Local News

Chatham officials moving ahead with plan to remove courthouse Confederate monument

A Superior Court judge on Wednesday denied an injunction that the United Daughters of the Confederacy wanted to keep a Civil War monument outside the Chatham County Courthouse.
Posted 2019-11-13T19:02:38+00:00 - Updated 2019-12-03T13:45:58+00:00

A Superior Court judge on Wednesday denied an injunction that the United Daughters of the Confederacy wanted to keep a Civil War monument outside the Chatham County Courthouse.

After the ruling, a Chatham County commissioner said officials would proceed "with reasonable haste" to remove the monument.

The Board of Commissioners voted in August to move the statue, which has stood outside the iconic courthouse in Pittsboro since 1907.

Commissioners gave the local UDC chapter until October to come up with a plan for its future. When no plan was submitted, commissioners said they would declare the statue and pedestal "a public trespass" on Nov. 1 and begin removing it.

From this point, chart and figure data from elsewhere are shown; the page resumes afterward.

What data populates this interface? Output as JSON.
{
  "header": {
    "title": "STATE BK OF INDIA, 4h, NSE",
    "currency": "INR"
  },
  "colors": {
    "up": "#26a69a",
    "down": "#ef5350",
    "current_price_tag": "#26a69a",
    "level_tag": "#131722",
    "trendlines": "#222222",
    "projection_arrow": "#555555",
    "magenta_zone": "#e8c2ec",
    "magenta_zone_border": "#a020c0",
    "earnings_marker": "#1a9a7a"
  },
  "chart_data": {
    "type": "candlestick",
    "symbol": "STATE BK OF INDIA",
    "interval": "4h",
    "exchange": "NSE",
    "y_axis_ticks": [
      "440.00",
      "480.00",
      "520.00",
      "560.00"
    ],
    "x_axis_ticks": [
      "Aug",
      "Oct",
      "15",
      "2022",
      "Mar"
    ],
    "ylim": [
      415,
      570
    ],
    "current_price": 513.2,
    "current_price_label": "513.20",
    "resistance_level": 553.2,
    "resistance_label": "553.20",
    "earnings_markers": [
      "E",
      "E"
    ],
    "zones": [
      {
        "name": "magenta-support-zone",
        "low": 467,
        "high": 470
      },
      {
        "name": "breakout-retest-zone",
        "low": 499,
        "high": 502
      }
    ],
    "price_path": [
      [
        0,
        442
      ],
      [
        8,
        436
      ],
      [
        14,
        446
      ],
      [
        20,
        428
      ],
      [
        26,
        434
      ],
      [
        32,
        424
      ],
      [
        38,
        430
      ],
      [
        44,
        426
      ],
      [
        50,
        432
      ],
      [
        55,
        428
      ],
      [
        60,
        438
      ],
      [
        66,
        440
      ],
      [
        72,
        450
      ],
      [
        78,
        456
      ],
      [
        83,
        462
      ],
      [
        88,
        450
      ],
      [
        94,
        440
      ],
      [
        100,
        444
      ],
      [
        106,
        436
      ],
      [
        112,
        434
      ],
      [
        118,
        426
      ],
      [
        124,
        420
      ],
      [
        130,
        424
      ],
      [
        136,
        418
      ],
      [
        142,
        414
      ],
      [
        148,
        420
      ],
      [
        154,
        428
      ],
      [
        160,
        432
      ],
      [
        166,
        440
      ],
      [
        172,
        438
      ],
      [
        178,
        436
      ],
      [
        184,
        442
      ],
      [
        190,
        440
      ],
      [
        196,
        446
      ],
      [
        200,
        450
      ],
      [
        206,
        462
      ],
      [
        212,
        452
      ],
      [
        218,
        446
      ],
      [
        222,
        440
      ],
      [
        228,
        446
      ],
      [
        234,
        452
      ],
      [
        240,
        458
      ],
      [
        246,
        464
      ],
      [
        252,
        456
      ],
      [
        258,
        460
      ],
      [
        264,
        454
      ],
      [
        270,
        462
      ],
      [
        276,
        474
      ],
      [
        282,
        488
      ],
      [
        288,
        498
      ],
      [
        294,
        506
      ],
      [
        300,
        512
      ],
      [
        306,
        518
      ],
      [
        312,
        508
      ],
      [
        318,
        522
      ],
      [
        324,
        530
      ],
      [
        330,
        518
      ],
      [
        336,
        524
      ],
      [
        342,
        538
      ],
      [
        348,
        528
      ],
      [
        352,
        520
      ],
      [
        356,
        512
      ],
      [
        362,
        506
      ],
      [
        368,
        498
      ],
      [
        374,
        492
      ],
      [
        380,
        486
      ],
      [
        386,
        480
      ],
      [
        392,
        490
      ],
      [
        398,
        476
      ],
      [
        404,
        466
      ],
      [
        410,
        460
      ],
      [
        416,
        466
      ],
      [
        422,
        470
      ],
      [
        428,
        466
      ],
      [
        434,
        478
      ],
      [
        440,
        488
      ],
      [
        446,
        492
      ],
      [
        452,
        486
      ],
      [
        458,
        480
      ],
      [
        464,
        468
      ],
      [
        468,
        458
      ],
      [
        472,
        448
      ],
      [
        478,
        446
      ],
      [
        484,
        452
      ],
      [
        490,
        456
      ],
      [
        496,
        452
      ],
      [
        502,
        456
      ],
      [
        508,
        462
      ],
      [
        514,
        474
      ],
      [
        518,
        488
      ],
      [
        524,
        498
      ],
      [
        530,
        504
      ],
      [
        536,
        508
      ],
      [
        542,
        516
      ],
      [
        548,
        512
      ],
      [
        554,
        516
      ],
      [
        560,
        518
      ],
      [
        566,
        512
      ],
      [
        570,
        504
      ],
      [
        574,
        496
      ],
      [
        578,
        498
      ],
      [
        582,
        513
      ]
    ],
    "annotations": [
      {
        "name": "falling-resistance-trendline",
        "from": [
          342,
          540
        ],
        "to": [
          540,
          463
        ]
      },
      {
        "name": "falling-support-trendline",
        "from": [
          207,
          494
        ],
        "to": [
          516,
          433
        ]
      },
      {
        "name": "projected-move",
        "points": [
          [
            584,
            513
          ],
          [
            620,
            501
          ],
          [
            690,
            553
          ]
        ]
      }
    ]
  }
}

But the UDC filed suit to block the move, and a judge granted a temporary restraining order on Oct. 28.

That restraining order has expired, and Judge Susan Bray refused to block the county from taking action any further.

"I think it will happen fairly soon," Commissioner Karen Howard said of the monument removal. "The plan is to do it in an expedient way but in a way that is safe and does not interfere with activity around the circle."

Both Barbara Push, president of the UDC chapter that filed suit, and the group's attorney, James Davis, declined to comment after the court hearing.

The UDC's lawsuit must still be resolved, but Howard and Nick Ellis, an attorney for the county, said they think chances are slim that officials would have to return the statue to the courthouse in the future.

"If the plaintiffs were to ultimately prevail – and that would include a finding that the county owned the monument, that would also have to include a decision that the statute that requires it to remain is found to be constitutional – if all of those things happen, then, yeah, the monument may be able to go back up," Ellis said.

The UDC has argued that the county owns the monument and, as such, it cannot be moved under a 2015 state law governing such public monuments. County officials maintain the UDC still owns the statue, making private property on public land.

"I think there is, of course, a slim risk of [losing the lawsuit], but I think that we’re fairly confident that we are on the side of right and that we are fully justified in removing it at this stage," Howard said. "I think we would be remiss if we were to stall at this point in anticipation of something that may not happen."

The county's motion to dismiss the lawsuit is scheduled to be heard Dec. 2.

The monument has been the site of frequent protests and counter-protests in recent months, leading to numerous arrests.

Two people holding Confederate flags stood guard next to the statue Wednesday afternoon.

Carl Thompson Sr., a former county commissioner and a member of the West Chatham NAACP and Chatham for All, said he was pleased that the monument might soon be gone.

"We understand what the statue represents, especially as the African-American community," Thompson said. "That statue and the institution that it represents do not speak for the majority of people of Chatham County now. On that argument alone, it shouldn’t be there."

Davis, the UDC attorney, disputed that position during the court hearing.

"It stands there and honors people," he said of the monument. "It doesn’t degrade people. The only degrading it does is in the minds of those who want it to be degrading."